PBL in Health and Human Services
"PBL sets learners up to engage with real-world problems, recognize our community's assets, and tackle issues beyond the classroom, as well as participate in authentic learning experiences that require applied knowledge, critical thinking, and decision-making (Biello et al, 2020)."
This approach is particularly well-suited for our curricula, as we seek to prepare students for a dynamic, interdisciplinary, professional environment.
In Health and Human Services
We use a scaffolded approach to our curriculum that allows students to build the skills necessary to be successful in PBL learning.
Students acquire problem-solving and decision-making skills through course assignments, including reflective learning. Projects are often scaffolded, throughout the semester and largely individual efforts (not teams-based).

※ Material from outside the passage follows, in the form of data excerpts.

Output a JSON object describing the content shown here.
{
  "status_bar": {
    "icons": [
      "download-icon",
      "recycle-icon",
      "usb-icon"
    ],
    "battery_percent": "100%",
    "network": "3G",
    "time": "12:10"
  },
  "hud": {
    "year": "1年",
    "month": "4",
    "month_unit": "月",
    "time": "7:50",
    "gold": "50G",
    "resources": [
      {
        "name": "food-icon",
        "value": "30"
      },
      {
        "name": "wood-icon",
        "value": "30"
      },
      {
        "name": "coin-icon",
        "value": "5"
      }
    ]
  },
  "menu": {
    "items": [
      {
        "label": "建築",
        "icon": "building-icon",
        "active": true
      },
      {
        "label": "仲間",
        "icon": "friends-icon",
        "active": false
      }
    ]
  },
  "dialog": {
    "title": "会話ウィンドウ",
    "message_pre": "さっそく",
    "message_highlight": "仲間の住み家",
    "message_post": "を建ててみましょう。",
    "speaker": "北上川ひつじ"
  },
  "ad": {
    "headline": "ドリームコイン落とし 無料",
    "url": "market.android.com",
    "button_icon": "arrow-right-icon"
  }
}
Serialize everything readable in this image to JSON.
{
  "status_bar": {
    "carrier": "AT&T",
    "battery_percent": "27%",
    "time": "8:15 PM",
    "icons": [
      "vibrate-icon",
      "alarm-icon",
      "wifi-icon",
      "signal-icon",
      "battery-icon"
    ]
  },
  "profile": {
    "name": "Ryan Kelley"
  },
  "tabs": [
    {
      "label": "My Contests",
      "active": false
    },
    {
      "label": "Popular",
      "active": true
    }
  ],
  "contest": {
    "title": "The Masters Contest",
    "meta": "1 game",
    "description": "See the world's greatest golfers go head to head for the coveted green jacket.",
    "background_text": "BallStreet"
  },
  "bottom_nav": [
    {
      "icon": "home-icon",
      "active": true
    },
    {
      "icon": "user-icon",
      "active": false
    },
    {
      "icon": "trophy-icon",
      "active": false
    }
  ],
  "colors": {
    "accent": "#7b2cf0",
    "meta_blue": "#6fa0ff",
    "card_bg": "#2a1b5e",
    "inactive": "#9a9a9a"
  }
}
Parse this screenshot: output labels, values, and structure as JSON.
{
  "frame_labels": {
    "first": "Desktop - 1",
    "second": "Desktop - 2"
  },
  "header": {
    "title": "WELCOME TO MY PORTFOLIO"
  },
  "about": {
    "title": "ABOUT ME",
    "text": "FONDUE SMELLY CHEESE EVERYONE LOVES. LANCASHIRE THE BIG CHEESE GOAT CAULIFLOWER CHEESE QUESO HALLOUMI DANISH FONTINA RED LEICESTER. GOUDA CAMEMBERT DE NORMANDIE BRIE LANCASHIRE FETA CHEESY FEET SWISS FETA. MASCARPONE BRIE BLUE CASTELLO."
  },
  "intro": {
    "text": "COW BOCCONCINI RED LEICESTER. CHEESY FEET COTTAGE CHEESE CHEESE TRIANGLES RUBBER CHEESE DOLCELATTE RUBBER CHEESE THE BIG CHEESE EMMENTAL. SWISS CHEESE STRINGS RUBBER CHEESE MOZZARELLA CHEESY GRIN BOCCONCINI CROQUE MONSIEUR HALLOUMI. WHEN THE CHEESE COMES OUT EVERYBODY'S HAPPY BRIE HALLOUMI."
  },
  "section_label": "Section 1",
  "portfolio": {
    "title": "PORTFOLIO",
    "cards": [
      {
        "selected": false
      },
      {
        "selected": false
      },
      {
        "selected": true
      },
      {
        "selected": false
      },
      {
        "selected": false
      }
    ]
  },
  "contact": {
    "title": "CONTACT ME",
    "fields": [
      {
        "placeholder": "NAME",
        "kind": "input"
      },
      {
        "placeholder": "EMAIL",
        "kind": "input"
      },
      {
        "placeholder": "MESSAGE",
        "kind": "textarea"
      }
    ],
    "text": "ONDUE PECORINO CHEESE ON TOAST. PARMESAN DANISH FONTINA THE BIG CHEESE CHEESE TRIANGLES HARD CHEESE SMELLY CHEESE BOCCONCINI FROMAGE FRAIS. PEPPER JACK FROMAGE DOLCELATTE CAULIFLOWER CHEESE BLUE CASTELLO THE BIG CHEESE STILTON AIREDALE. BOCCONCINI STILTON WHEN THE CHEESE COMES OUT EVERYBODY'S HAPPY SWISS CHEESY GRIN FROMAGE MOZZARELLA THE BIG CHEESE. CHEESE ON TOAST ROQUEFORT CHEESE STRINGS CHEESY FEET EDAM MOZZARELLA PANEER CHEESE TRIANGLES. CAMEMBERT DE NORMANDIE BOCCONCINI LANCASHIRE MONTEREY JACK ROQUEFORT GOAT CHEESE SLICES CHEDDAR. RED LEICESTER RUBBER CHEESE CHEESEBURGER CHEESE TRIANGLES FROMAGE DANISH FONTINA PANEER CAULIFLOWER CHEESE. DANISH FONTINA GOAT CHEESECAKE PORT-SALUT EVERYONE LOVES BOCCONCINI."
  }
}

HHS 100 - Personal Health and Wellness
HHS 200 - Introduction to Public Health
HHS 210 - Introduction to Social Work
HHS 306 - Program Plan Implementation
HHS 401 - Methods of Health Promotion
HHS 404/504 - Financing Health and Medical System
HHS 405/505 - Population Health
Students work on projects where they have the opportunity to work with classmates, applying teams-approaches to authentic problem-solving that require critical thinking, communication, applied knowledge, decision-making and reflection in classroom experiences.
HHS 250 - Introduction to Environmental Health
HHS 308 - Introduction to Macro Social Work
HHS 311 - Work with Vulnerable Populations
HHS 325 - Death, Dying, and Bereavement
Community Engaged Course
In advanced classes, we typically partner with community organizations on projects that allow students to critically engage with real-world problems.
HHS 350 - Community Organizing for Health
In HHS 350: Community Organizing for Health, students, faculty, and community partners collaborate in a service-learning experience. While learning about theories and practice of community organizing, students engage in a mutually beneficial real-world project. Through this project, they apply new skills and knowledge, and they build capacity in local efforts towards health equity. Past projects have entailed development of infographics, grant proposals, policy briefs, resource guides, discussion guides, social media plans, campaign materials to promote a local ordinance, and various school and neighborhood greening events, for instance.
Our internship program offers students real-world experiences to problem-solve and even greater autonomy, while still providing a classroom space for self-reflections and meaning-making of the experience with an instructor.
HHS is committed to providing our graduates with the skills and competencies needed to be successful in today’s complex healthcare environments as future health professionals. Whichever field our graduates choose to work in, all of our learners need the ability to work in interdisciplinary collaborative teams. Part of our commitment comes in the form of our participation with the Center for Interprofessional Education and our approach to a core set of undergraduate classes that all HHS tracks need to complete. This interdisciplinary approach assures that all students have exposure to and understanding of multiple disciplinary lenses and fields before they specialize in a single field. This provides our students with the advantage of knowing how to work in diverse teams to respond to and solve today’s health by demonstrating skills including shared decision making, joint accountability for patient care, and an understanding of population health, all of which are fundamental to addressing today’s health and human service challenges.
Induction to IPE Module
The Introduction to IPE Module introduces students to the current healthcare landscape through the perspectives of patients and families as well as faculty. It then provides an overview of the history of interprofessional education and how it relates to the quadruple aim of health care: improved patient experience, improved population health, increased workforce satisfaction, and reduced cost of health care. The content is appropriate for students across the health science schools and is ideal for learners early in their programs. This module has been embedded into several HHS courses.
Longitudinal Interprofessional Family-Based Experience (LIFE)
LIFE connects teams of interprofessional students (who have applied for admission) with patients who have a chronic illness. Students participating in this experience will be immersed in IPE competencies as they learn about the social determinants of health that impact the patient/family’s interface with the health care system and community. Students must have completed the Introduction to IPE online course in order to participate.
The System of Care approach was developed out of a need for more effective strategies for treating children, adolescents, and their families who were at risk for mental health disorders. The approach aims to provide community-based, integrated individual care while engaging the whole family system through a strength-based, culturally humble perspective.
Within the course, students receive the opportunity to become fully immersed in an interdisciplinary and collaborative team process. The purpose of this is to parallel the types of collective group work that takes place within various systems of care. Students are placed into interprofessional teams based on their projected healthcare careers. For example, a simulated team may consist of a: General practitioner, physician’s assistant, counselor, and physical therapist. As a team they may be tasked with treating those with chronic conditions and present solutions informed by their field’s expertise. The fully integrated system of care experience runs for approximately 8 weeks.